Application of Implicit Finite Difference for Pricing Barrier Options

• Main Authors: Hung-Ta Tsai, 蔡宏達
• Other Authors: Tu-Chung Wu
• Format: Others
• Language: zh-TW
• Published: 2004
• Online Access: http://ndltd.ncl.edu.tw/handle/01535980938373998873

碩士 === 義守大學 === 財務金融學系 === 92 === Boyle and Lau discovered in 1994 that while evaluating continuous-time barriers option, the binomial tree model will produce big sharp evaluation errors and converge at low speed. In 1995, Ritchken proposed the method of pricing barrier option by using lattice. Late it was found the method converged too slow, when the initial underlying asset was close to the barrier. Boyle and Tian in 1998 used the explicit finite difference to determine the price of barrier option. The grid must be adjusted for the barrier pass all of them. However, this method cannot assure the initial underlying asset fall on the grid, nor can it directly obtain the accurate price of barrier option. Therefore, it is necessary to use quadratic interpolation to obtain the accurate price.

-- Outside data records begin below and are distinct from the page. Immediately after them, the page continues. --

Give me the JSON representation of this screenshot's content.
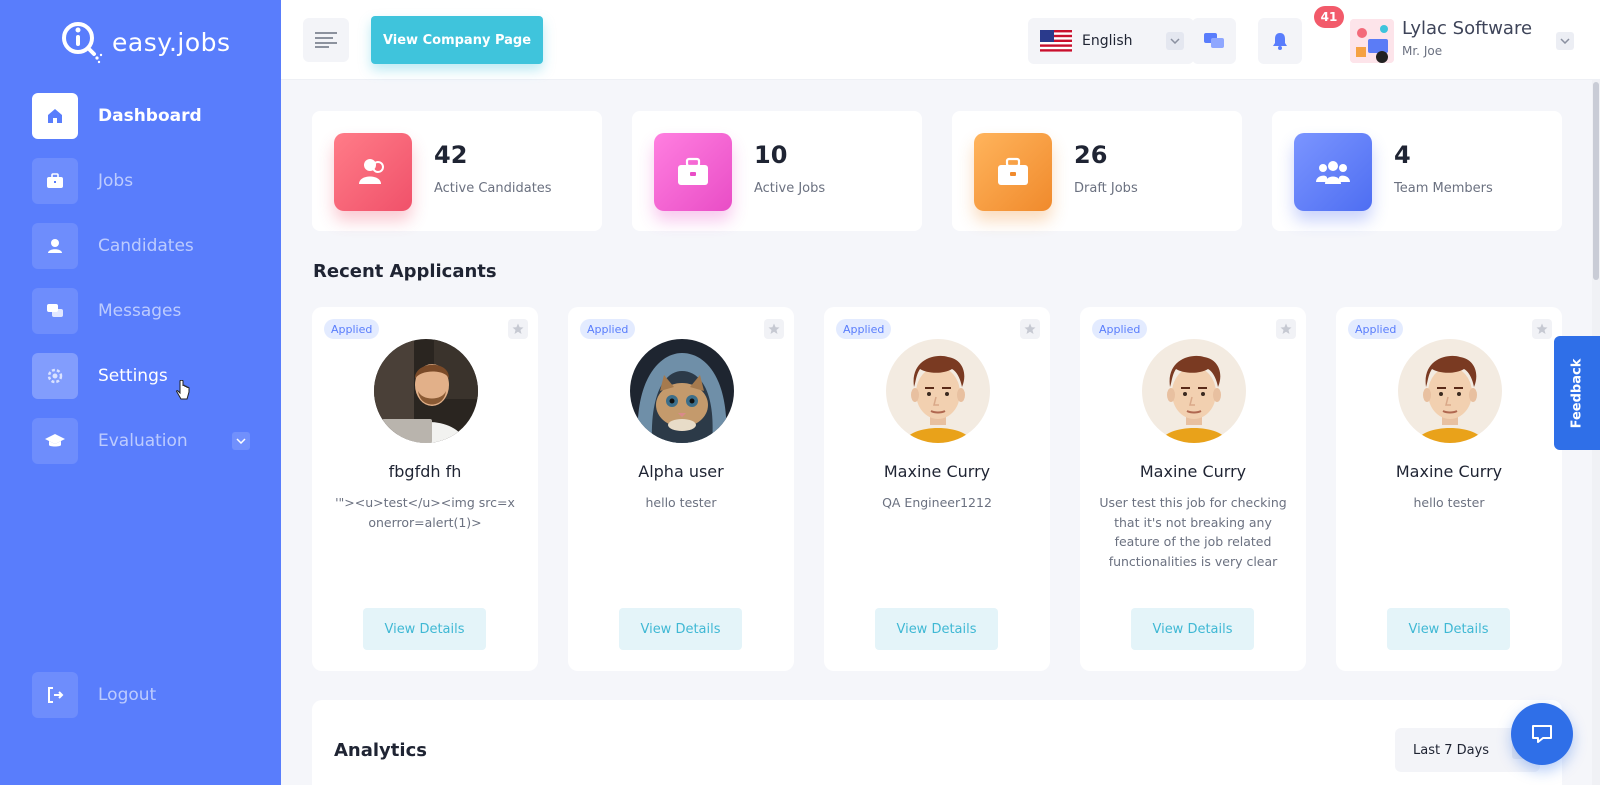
{
  "brand": {
    "name": "easy.jobs"
  },
  "sidebar": {
    "items": [
      {
        "label": "Dashboard",
        "icon": "home-icon"
      },
      {
        "label": "Jobs",
        "icon": "briefcase-icon"
      },
      {
        "label": "Candidates",
        "icon": "user-icon"
      },
      {
        "label": "Messages",
        "icon": "chat-icon"
      },
      {
        "label": "Settings",
        "icon": "gear-icon"
      },
      {
        "label": "Evaluation",
        "icon": "graduation-cap-icon"
      }
    ],
    "logout": "Logout"
  },
  "topbar": {
    "company_page_button": "View Company Page",
    "language": "English",
    "notification_count": "41",
    "company_name": "Lylac Software",
    "user_name": "Mr. Joe"
  },
  "stats": [
    {
      "value": "42",
      "label": "Active Candidates",
      "color": "#f36a7a"
    },
    {
      "value": "10",
      "label": "Active Jobs",
      "color": "#f567cf"
    },
    {
      "value": "26",
      "label": "Draft Jobs",
      "color": "#f5a142"
    },
    {
      "value": "4",
      "label": "Team Members",
      "color": "#5b7cf6"
    }
  ],
  "recent_applicants": {
    "title": "Recent Applicants",
    "status_label": "Applied",
    "button_label": "View Details",
    "items": [
      {
        "name": "fbgfdh fh",
        "subtitle": "'\"><u>test</u><img src=x onerror=alert(1)>"
      },
      {
        "name": "Alpha user",
        "subtitle": "hello tester"
      },
      {
        "name": "Maxine Curry",
        "subtitle": "QA Engineer1212"
      },
      {
        "name": "Maxine Curry",
        "subtitle": "User test this job for checking that it's not breaking any feature of the job related functionalities is very clear"
      },
      {
        "name": "Maxine Curry",
        "subtitle": "hello tester"
      }
    ]
  },
  "analytics": {
    "title": "Analytics",
    "range": "Last 7 Days"
  },
  "feedback_label": "Feedback",
  "colors": {
    "sidebar": "#597dfc",
    "accent": "#3fc4dc",
    "badge": "#f25a6a"
  }
}
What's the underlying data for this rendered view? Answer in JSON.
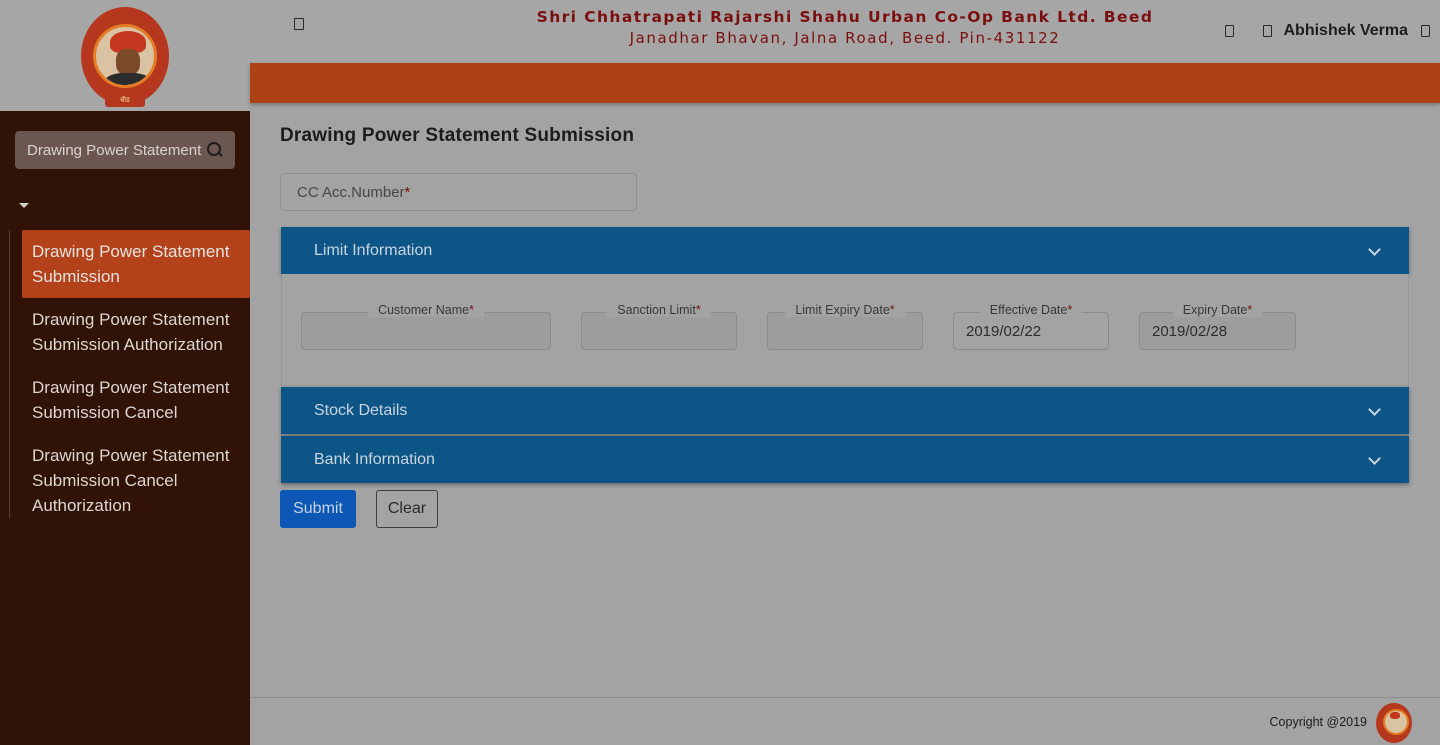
{
  "sidebar": {
    "logo_text": "बीड",
    "search_value": "Drawing Power Statement",
    "items": [
      {
        "label": "Drawing Power Statement Submission",
        "active": true
      },
      {
        "label": "Drawing Power Statement Submission Authorization",
        "active": false
      },
      {
        "label": "Drawing Power Statement Submission Cancel",
        "active": false
      },
      {
        "label": "Drawing Power Statement Submission Cancel Authorization",
        "active": false
      }
    ]
  },
  "header": {
    "bank_name": "Shri Chhatrapati Rajarshi Shahu Urban Co-Op Bank Ltd. Beed",
    "bank_address": "Janadhar Bhavan, Jalna Road, Beed. Pin-431122",
    "user_name": "Abhishek Verma"
  },
  "main": {
    "page_title": "Drawing Power Statement Submission",
    "cc_acc_placeholder": "CC Acc.Number",
    "required_mark": "*",
    "panels": {
      "limit": "Limit Information",
      "stock": "Stock Details",
      "bank": "Bank Information"
    },
    "fields": {
      "customer_name": {
        "label": "Customer Name",
        "value": ""
      },
      "sanction_limit": {
        "label": "Sanction Limit",
        "value": ""
      },
      "limit_expiry_date": {
        "label": "Limit Expiry Date",
        "value": ""
      },
      "effective_date": {
        "label": "Effective Date",
        "value": "2019/02/22"
      },
      "expiry_date": {
        "label": "Expiry Date",
        "value": "2019/02/28"
      }
    },
    "buttons": {
      "submit": "Submit",
      "clear": "Clear"
    }
  },
  "footer": {
    "copyright": "Copyright @2019"
  }
}
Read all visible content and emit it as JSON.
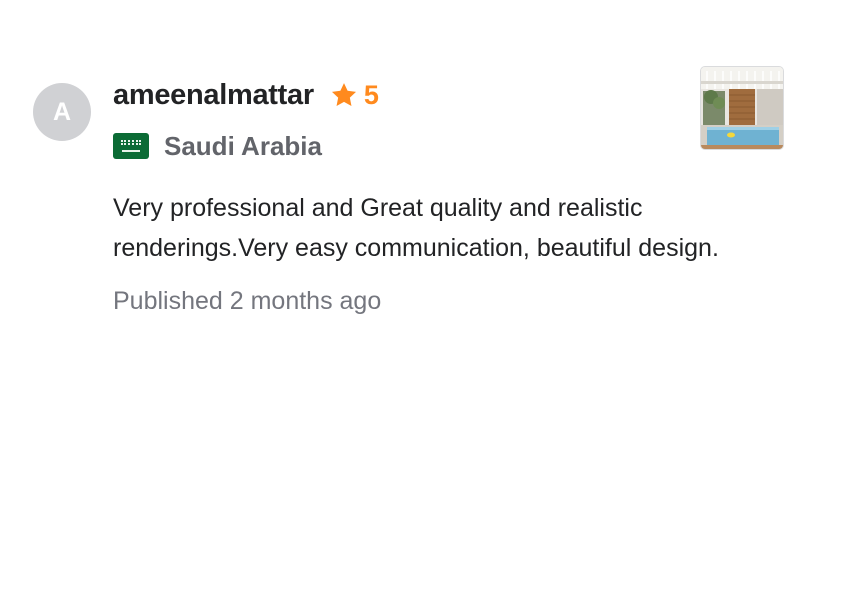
{
  "review": {
    "avatar_initial": "A",
    "username": "ameenalmattar",
    "rating": "5",
    "country": "Saudi Arabia",
    "text": "Very professional and Great quality and realistic renderings.Very easy communication, beautiful design.",
    "published": "Published 2 months ago"
  },
  "icons": {
    "rating": "star-icon",
    "country_flag": "saudi-arabia-flag-icon"
  },
  "colors": {
    "star": "#ff8a1e",
    "avatar_bg": "#d0d1d4",
    "flag_green": "#0b6b35",
    "text_primary": "#222325",
    "text_secondary": "#62646a",
    "text_muted": "#74767e"
  }
}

In order to obtain the price of option directly, it is needed to adjust grids to assure both initial underlying asset and barrier pass the grid and then use implicit finite difference to evaluate the price of continuous-time barrier option. Both single and double barriers are discussed in the article. Numerical result, found by using implicit finite difference to evaluate the price of barrier option, shows the feature of monotone. Richardson extrapolation improves the efficiency and precision of calculation. Even if the price of initial underlying asset is extremely close to the barrier, implicit finite difference can still work properly.